Con estas palabras del papa Francisco estamos sintetizando y resumiendo la vida de un hombre, pequeño de estatura (no pasó del 1,35 de alto), pero de un corazón inmenso capaz de albergar y acoger a todos los que se acercaban a él. Y ese hombre fue Adeodato Juan Mandic Zarevic, como se llamó por nacimiento, aunque es conocido por el nombre de Leopoldo de Castelnuovo que recibió al ingresar en el noviciado de los Hermanos Menores Capuchinos.
Nació nuestro santo en Herceg-Novi o Castelnuovo, en la actual Croacia. Era el último de una familia más que numerosa y, como señalada alguien, quizá por eso le pusieron el nombre de Bogdan o Adeoato (“Dado por Dios”). En su familia, profundamente católica y perteneciente a una clase acomodada, aunque, por razones políticas, perdió todo, aprendió Leopoldo, por una parte, a vivir y crecer en la fe y, por otra, a experimentar lo que suponía la necesidad y la pobreza, aprendiendo así a comprender y acoger a los que más tarde se acercarán a él.
En 1884 comienza el año de noviciado en la Provincia de Venecia, recibiendo el nombre con el que será conocido en adelante: fray Leopoldo de Castelnuovo. Culmina los estudios filosóficos y teológicos y en 1890 recibe la ordenación sacerdotal. Inmediatamente pidió a sus superiores ser enviado a su tierra natal para llevar adelante su deseo más hondo: trabajar por la unidad de los cristianos. Sin embargo, por su débil salud y por un defecto en la pronunciación, no lo consideraron apto y rechazaron su petición. Él, en lugar de rebelarse, se recogió en el silencio de la obediencia, en el misterio de la oración por la unidad de los cristianos y en la penumbra del confesionario. En 1936 escribirá: “Pondré todos mis esfuerzos en buscar por doquier, ayudado siempre por la gracia de Dios, el cumplir esta mi doble misión: ante todo la salvación de mi pueblo y también el cuidado espiritual de los fieles, por medio del sacramento de la penitencia”.
Y estos son las dos notas que destacan en la vida de San Leopoldo. Primero, su preocupación por la unidad de los cristianos, la vuelta a la Iglesia de los hermanos separados. No podrá ir a trabajar entre ellos físicamente, pero no dejarán de estar presentes siempre en su oración, especialmente en la celebración de la Eucaristía.
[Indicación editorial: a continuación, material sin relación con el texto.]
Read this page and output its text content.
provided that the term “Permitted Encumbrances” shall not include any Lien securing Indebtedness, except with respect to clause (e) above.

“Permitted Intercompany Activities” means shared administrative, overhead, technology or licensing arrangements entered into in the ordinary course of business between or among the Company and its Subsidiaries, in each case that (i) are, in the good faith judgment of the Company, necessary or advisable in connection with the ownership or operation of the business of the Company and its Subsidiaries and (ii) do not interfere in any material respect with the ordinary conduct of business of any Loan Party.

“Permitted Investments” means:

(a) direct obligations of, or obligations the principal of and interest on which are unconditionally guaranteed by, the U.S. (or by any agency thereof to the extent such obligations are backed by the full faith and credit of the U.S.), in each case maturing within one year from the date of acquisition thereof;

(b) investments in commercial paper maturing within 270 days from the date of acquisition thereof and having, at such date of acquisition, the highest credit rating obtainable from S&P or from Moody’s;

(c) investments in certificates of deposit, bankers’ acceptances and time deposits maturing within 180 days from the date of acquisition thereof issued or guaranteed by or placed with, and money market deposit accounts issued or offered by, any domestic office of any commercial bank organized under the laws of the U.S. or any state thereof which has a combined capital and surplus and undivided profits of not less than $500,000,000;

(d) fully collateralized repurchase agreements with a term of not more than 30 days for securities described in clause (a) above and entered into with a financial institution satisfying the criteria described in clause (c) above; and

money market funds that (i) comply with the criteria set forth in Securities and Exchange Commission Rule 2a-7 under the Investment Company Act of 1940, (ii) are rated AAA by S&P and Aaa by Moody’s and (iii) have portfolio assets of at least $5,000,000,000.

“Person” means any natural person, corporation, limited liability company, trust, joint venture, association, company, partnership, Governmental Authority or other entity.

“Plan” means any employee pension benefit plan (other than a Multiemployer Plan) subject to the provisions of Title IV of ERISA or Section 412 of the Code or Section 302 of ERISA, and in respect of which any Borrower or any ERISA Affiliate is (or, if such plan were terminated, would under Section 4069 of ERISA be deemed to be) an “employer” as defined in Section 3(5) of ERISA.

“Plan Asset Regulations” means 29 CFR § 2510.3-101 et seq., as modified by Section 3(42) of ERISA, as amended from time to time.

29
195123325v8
Esta preocupación será tan importante para él que nunca quiso renunciar a su nacionalidad por si algún día podía volver a su país, decisión que le costó sufrir durante la primera guerra mundial, ya que, al no tener la nacionalidad italiana, fue desterrado al sur de la península.
Pero la tarea por la que más conocido es San Leopoldo es su dedicación al ministerio de la reconciliación, ministerio al que dedicaba horas y horas en la pequeña celda-confesionario donde acogía a todo el que se acercaba. A todos dedicaba su atención y su servicio, para cada uno tenía la palabra oportuna. Se cuenta que le acusaron de ser “confesor de manga ancha”, pero él respondía que era “confesor de la misericordia de Dios”. Más aún decía: “Algunos dicen que soy demasiado bueno, pero si usted viene y se arrodilla delante de mí, ¿no es suficiente prueba de que usted implora el perdón de Dios? La misericordia de Dios sobrepasa todas las expectativas”. Y añadía: “Si el Crucifijo me hubiese que reprochar la manga ancha respondería: Este triste ejemplo, Padre bendito, me lo habéis dado vos; yo todavía no he llegado a la locura de morir por las almas”. Precisamente el papa Juan Pablo II le canonizó durante el Sínodo de la Reconciliación. En el confesionario prestó una atención especial a algunos aspectos de gran actualidad: la defensa de la vida en todas sus fases y la preocupación por las mujeres maltratadas.
El 30 de julio de 1942, cuando iba a celebrar la Eucaristía, se desvaneció en la sacristía y, después de recibir los sacramentos, murió plácidamente. Solo treinta y cuatro años más tarde, Pablo VI le beatificó, señalando en su homilía: “Se santificó principalmente en el ejercicio de la reconciliación”. Por eso el mensaje que nos deja para el mundo de hoy queda recogido en las palabras del papa Francisco: “La Iglesia siente la urgencia de anunciar la misericordia de Dios… Ella sabe que la primera tarea, sobre todo en un momento como el nuestro, es la de introducir a todos en el misterio de la misericordia de Dios, contemplando el rostro de Cristo”.